Courtney82 Courtney82 7 years
I would have done the same thing that you mother did. Even if she is allowed to talk like that I wouldnt want my daughter to her it. Even if he parents were at the park and thought it was acceptable I would have a little chat with them too.
Ericka Ericka 7 years
I would have done the same thing. Sometimes kids just need to hear it from someone that their behavior is wrong.
faerymagick15 faerymagick15 7 years
If it was in close enough range I would have done the same thing as your mother did. If it was further away I probably would have just left it alone. But close enough for my child to hear...I would definitely say something. Obviously the kid's parent doesn't say anything about their bad language or behavior.
Baluk Baluk 7 years
I've intervened when I've seen another child behave inappropriately. As my son & I walked to the play structure, I saw a young boy pick up a strewn beer bottle and purposefully smash it on the sidewalk. I turned and told him to pick up the broken glass, which he did. My son asked me why I yelled at the boy and I told him what he had done was dangerous and the park was a place we all share and need to keep clean.

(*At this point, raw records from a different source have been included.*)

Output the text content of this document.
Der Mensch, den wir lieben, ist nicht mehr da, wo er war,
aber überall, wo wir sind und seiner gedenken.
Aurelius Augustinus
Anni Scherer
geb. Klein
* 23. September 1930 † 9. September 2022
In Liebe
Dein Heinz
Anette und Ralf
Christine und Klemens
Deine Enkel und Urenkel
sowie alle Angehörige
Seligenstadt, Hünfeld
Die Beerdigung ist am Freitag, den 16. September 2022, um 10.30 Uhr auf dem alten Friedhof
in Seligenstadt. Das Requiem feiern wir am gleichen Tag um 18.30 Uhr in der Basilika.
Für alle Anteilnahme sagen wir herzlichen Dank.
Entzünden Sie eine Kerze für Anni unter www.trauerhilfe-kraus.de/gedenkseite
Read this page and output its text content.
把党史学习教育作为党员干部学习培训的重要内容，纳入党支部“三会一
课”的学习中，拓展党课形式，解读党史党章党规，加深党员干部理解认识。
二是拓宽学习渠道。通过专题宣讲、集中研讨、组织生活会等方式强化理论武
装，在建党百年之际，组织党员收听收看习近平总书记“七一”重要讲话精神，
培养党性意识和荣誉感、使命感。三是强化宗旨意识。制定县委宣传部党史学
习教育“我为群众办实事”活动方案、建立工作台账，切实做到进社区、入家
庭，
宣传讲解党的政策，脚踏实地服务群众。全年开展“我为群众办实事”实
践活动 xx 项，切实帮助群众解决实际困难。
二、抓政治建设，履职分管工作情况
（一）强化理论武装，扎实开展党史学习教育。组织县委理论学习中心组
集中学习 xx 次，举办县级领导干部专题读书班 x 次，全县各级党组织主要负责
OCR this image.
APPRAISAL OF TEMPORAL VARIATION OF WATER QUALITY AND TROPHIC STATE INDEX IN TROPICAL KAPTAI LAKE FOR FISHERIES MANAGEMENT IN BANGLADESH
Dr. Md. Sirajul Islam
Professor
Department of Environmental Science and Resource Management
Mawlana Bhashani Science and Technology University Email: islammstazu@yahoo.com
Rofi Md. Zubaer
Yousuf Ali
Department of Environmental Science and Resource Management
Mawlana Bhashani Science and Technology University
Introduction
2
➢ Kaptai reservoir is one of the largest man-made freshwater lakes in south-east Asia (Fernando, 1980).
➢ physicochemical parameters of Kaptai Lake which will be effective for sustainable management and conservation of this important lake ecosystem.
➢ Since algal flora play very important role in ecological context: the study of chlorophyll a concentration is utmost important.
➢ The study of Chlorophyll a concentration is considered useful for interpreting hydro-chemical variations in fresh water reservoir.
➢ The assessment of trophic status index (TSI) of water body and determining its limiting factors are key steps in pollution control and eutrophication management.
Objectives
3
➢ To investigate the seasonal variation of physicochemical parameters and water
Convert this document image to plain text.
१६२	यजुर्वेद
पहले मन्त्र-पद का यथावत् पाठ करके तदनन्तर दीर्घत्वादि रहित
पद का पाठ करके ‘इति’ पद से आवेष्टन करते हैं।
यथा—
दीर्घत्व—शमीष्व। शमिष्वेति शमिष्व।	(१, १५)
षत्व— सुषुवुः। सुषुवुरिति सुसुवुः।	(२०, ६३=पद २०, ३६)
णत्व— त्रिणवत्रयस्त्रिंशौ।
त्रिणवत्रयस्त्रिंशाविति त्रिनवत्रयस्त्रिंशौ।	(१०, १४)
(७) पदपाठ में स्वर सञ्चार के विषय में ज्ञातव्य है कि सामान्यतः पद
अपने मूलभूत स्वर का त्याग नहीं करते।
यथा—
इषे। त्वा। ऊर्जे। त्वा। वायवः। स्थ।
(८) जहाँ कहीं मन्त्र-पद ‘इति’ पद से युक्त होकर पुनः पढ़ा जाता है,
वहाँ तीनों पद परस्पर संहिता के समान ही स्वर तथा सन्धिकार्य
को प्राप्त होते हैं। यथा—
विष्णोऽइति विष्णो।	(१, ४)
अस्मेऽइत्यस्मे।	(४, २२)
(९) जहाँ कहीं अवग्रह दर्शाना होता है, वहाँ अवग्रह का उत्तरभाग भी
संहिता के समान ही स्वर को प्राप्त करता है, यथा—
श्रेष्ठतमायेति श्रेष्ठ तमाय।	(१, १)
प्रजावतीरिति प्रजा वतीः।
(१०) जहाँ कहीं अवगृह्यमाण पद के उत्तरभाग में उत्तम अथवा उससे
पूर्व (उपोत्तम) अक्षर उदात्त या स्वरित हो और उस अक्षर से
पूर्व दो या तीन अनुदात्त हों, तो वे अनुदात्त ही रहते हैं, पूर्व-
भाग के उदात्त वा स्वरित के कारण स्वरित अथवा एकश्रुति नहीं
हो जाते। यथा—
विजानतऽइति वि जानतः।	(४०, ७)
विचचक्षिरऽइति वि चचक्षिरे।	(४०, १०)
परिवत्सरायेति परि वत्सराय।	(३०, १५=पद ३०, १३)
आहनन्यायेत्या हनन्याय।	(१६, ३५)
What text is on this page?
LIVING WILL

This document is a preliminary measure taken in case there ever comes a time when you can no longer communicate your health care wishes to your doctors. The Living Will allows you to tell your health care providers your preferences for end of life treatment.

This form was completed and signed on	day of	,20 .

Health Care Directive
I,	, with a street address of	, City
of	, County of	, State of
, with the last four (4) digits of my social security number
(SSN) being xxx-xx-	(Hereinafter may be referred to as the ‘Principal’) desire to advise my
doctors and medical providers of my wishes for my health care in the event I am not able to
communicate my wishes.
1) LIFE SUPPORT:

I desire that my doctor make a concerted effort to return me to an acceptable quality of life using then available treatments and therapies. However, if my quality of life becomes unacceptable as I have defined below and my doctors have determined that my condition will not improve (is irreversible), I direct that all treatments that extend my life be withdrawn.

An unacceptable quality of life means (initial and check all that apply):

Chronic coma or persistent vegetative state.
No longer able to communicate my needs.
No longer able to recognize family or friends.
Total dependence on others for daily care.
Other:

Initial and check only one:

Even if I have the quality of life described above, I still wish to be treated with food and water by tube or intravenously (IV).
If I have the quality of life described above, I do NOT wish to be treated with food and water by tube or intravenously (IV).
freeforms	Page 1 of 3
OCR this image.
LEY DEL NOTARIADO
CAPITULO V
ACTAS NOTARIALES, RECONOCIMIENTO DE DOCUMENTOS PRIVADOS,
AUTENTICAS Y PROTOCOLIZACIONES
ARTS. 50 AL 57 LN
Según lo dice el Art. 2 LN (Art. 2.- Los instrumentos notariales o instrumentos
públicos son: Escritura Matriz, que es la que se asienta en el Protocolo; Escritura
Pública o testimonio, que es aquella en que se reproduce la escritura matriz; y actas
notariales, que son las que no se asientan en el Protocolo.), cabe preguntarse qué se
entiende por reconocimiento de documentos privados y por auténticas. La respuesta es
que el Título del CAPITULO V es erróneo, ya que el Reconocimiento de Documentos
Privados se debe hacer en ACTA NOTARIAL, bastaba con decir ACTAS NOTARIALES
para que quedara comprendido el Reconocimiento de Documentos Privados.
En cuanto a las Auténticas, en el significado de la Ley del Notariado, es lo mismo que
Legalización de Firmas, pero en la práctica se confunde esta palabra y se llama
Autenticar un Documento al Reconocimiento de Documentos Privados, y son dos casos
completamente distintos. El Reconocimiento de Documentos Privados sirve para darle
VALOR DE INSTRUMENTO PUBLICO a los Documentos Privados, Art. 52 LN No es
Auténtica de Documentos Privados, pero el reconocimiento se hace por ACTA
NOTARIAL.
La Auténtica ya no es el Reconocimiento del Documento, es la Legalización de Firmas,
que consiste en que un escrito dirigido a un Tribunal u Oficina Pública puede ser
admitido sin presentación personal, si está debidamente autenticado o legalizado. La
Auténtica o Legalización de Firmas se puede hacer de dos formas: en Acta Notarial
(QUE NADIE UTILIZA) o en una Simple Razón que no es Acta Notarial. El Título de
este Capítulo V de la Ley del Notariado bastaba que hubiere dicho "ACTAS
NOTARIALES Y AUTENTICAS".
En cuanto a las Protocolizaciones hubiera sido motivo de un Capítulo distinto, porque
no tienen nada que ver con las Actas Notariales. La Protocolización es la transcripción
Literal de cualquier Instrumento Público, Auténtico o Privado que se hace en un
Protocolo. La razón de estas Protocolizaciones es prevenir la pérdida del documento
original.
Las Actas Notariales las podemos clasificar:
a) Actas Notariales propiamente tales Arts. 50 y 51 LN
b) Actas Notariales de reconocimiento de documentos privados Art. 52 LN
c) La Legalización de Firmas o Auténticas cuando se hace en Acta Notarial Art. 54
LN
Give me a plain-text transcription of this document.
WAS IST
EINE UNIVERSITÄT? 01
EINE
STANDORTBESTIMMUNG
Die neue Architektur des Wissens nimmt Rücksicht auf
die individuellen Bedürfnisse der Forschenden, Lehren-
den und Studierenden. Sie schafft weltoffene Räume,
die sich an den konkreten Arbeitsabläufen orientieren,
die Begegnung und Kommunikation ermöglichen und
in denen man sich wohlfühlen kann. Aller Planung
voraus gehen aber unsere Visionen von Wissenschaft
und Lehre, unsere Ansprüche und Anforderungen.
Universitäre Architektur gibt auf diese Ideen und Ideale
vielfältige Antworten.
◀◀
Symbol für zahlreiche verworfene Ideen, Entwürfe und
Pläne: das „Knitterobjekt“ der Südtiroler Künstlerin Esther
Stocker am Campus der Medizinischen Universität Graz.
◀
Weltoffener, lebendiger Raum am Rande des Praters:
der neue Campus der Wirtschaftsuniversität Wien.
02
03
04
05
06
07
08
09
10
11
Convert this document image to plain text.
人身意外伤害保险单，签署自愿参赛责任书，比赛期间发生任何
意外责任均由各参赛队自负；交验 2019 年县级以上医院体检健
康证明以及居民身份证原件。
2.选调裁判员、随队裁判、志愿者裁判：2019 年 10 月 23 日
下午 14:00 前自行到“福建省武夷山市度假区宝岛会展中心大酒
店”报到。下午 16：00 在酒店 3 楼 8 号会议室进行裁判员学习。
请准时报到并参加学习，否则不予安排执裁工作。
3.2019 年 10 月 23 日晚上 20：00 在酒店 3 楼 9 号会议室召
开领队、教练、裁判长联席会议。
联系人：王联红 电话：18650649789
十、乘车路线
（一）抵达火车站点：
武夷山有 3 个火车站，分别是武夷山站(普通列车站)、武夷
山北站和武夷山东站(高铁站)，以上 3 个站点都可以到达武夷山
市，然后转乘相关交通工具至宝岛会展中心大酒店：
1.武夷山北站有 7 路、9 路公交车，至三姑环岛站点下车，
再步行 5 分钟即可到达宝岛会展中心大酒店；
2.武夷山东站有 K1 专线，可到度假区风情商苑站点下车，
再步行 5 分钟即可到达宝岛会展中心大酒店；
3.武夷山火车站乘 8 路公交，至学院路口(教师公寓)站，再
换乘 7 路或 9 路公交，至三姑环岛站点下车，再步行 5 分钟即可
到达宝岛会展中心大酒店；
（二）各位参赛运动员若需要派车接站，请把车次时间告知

sweetnshy5282 sweetnshy5282 7 years
I have had some bad expeiriecnes at the playground, too. and a lot of times the parents are standing right there ignoring the behavior of their children and chatting w/ other moms. I once had to stop a couple of boys from playing basketball w. a big hunk of concrete. they were throwing it up and trying to get in the hoop. the moms were just watching. but after I made a very loud comment about how dangerous it was they told the boys to play w/ something else.
kiwitwist kiwitwist 7 years
that is a tough one... glad your mom said something. Not sure I would.
SugarKat SugarKat 7 years
I probably would've done the same thing. I have had to physically make sure that my daughter wasn't pushed over in the bouncy houses before. I try to have my daughter stand her own, but in that circumstance, if I didn't do anything, my daughter would think it's ok to act that way. Even if the girl continues her rude behavior, I would make sure that I showed my dismay.
macneil macneil 7 years
I certainly wouldn't dare do what your mum did!! Not unless I wanted to be shouted at and maybe punched! It's a jungle out here in the UK.